What could kill it is viewers might have had enough for now of reality TV romances.

Lily and Hank
Lily is too “vegetarian” for Hank’s parents. Photo: Getty

The premise is that star-crossed lovers – actual ones, not people brought together on TV by booze to boost their social media profiles – plan to marry but their families don’t approve.

There’s definitely potential for set-up drama. but also to start important conversations about family, society and perception.

The engaged couples break the news of their intention to wed to their families, then head to a ‘retreat’ to take part in intense therapy which will unpack the causes of tension, and spark what Seven calls “honest confrontations” to lead to a happily ever after.

The network promises “no topic is off limits as all attempt to mend existing relationships” and says the “results are raw, shocking and compelling.”

That’s usually TV PR speak meaning people will say xenophobic and homophobic grabs perfect for leading into commercial breaks and make viewers hate them passionately. That happens here. But there’s also substance.

And nastiness. “I don’t want my son to date a whore like that. Jess dresses up like a prostitute. She’s a big sook. She’s always whingeing,” Fatima snaps when Seyat breaks the news of his impending wedding.

She’s not the only parent with issues.

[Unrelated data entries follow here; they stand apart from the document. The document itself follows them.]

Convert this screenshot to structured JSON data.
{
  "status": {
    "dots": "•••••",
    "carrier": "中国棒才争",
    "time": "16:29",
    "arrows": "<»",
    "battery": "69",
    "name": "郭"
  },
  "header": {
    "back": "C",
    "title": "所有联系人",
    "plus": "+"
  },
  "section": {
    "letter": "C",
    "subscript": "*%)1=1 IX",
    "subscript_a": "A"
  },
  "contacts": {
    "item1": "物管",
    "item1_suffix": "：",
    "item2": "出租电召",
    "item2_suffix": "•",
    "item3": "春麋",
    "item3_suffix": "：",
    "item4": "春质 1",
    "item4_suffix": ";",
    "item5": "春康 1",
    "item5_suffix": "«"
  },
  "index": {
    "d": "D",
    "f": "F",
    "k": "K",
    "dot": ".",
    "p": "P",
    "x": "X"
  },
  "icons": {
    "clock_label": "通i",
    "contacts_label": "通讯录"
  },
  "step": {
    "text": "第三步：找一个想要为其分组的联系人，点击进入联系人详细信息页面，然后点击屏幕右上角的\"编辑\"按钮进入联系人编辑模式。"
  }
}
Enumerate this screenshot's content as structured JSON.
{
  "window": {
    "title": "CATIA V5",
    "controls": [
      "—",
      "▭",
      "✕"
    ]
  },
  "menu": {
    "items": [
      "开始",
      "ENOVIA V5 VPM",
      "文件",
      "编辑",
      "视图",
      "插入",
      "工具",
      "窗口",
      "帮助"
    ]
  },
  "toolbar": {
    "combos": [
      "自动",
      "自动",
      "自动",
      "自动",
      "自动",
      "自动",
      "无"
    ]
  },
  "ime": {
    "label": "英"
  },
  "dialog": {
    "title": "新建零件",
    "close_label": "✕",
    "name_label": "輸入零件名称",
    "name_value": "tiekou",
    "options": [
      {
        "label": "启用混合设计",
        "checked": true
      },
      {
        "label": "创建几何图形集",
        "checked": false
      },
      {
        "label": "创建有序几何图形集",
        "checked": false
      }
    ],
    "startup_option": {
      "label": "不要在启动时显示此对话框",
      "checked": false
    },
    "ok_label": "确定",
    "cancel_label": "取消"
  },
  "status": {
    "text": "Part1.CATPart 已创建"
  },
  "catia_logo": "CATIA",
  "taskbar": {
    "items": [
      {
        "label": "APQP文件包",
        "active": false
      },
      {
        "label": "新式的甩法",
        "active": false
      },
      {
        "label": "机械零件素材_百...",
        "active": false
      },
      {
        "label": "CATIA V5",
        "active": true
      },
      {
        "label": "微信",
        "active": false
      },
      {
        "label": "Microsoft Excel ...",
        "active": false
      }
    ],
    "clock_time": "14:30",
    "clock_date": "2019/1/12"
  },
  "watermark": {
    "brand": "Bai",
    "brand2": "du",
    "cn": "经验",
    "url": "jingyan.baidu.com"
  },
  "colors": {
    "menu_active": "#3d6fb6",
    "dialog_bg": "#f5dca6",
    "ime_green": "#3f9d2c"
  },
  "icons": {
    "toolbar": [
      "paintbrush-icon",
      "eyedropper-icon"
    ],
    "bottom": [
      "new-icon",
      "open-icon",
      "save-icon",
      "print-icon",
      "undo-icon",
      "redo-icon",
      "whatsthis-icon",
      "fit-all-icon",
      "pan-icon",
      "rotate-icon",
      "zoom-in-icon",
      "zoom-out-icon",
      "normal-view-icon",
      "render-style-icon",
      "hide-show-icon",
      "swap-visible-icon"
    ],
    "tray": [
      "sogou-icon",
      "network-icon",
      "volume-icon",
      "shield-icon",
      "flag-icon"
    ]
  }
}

There’s Queensland couple Terry and Margaret, who – while nibbling twiggy sticks next to their pool – denounce their son Hank’s intended Lily, 23, as “controlling, feminist, vegetarian”.

They think Hank, 26, would be happier with a woman who “doesn’t speak back”.

In Terry’s words: “Lily has this belief that older white men have too much power and they have caused the world to be like it is”, while Margaret thinks Hank has “lost his spark” while dating Lily.

Then there’s John, whose daughter Ange, 23, is gay. John thinks she isn’t really gay, and that if her late mother had been around to provide a “lady’s touch”, she wouldn’t be with Dylan, 31.

“Adam didn’t put two boys in the garden. I don’t agree with two girls and two boys, full stop. It’s just not right … it’s an abomination,” John said.

“I love my daughter but I would prefer her to be with a man because I know it’s the right way.”

In isolation, the statements are narrow-minded at best, destructive at worst. But the cleverness in Bride and Prejudice is that it somehow manages to show the parents’ aim is achieving what they really think is in their children’s best interests.

The love story is just the beginning. The hate story is one chapter. And the question about whether people’s responsibility lies with themselves, their partners or their parents is the meat.

The show, if its therapy sessions avoid being hokey cliches where John is dancing to Bronski Beat in a rainbow jumpsuit after a sudden revelation, should intrigue viewers enough to keep them until the end.

Bride and Prejudice: The Forbidden Weddings on Seven at 7.30pm October 30 and 31.